Setelah terbiasa naik kereta cepat di masa depan, Lin Zijiao merasa kereta ini lebih sering berhenti daripada berjalan.
Menjelang pukul lima sore, kereta akhirnya tiba di Stasiun Kabupaten Bayan.
Musim dingin hari-hari berlalu singkat, matahari sudah sangat rendah saat Lin Zijiao membawa buntalan, mengikuti Lin Weiguo dan Liu Zhiguo turun dari kereta menuju pintu keluar.
Bawaan Liu Zhiguo tak banyak, tapi ia tetap ngotot membantu Lin Weiguo membawa karung beras, Lin Weiguo tak bisa melawannya, akhirnya membiarkan saja.

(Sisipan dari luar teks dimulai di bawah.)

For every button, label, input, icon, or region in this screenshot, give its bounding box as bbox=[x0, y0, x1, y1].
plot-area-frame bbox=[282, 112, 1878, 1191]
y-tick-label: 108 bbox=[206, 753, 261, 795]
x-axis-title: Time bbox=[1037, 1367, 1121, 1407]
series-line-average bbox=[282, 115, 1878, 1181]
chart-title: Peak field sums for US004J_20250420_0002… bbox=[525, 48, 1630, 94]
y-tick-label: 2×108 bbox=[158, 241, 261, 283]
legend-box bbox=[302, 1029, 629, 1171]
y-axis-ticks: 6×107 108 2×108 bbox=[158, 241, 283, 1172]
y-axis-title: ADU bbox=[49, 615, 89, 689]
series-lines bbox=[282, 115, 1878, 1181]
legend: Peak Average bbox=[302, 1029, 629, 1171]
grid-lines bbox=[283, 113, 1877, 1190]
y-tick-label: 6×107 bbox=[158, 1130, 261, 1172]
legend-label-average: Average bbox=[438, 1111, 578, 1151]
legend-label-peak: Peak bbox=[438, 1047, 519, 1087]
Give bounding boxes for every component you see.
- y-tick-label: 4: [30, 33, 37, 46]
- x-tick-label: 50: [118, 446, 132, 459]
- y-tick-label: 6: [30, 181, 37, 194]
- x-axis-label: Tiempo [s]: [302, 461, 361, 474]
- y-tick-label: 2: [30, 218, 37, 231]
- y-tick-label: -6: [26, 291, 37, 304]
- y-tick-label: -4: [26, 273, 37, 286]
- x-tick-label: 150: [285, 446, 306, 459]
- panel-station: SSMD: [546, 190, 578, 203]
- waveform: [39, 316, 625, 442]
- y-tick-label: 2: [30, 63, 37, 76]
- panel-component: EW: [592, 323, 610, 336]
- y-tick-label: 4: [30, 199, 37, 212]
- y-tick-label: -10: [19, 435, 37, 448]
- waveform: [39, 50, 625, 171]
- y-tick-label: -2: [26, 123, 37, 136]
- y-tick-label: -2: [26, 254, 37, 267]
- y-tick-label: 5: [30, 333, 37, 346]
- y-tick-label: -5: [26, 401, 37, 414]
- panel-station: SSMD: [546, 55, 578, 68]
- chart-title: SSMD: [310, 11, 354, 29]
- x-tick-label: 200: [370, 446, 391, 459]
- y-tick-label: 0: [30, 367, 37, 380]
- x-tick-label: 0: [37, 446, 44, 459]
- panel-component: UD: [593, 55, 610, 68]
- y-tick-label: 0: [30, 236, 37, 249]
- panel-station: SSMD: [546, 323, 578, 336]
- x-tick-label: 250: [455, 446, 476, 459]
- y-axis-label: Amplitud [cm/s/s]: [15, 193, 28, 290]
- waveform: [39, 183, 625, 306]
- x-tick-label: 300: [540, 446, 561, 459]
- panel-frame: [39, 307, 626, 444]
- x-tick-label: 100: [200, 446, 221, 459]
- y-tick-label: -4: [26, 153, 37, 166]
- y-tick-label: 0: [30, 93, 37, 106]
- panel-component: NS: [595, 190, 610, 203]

Keluarga sudah lebih dulu mengirim surat ke keluarga Lin, memberitahu siapa yang akan menjemput mereka. Lin Zijiao menatap gugup ke kerumunan di kedua sisi pintu keluar, tak tahu siapa yang akan menjemput mereka.
Orang-orang yang menunggu di pintu keluar tak banyak, pandangan Lin Zijiao menyapu mereka, lalu ia melihat satu wajah yang sangat dikenalnya, matanya langsung berkaca-kaca.
Itulah ayahnya di kehidupan sebelumnya!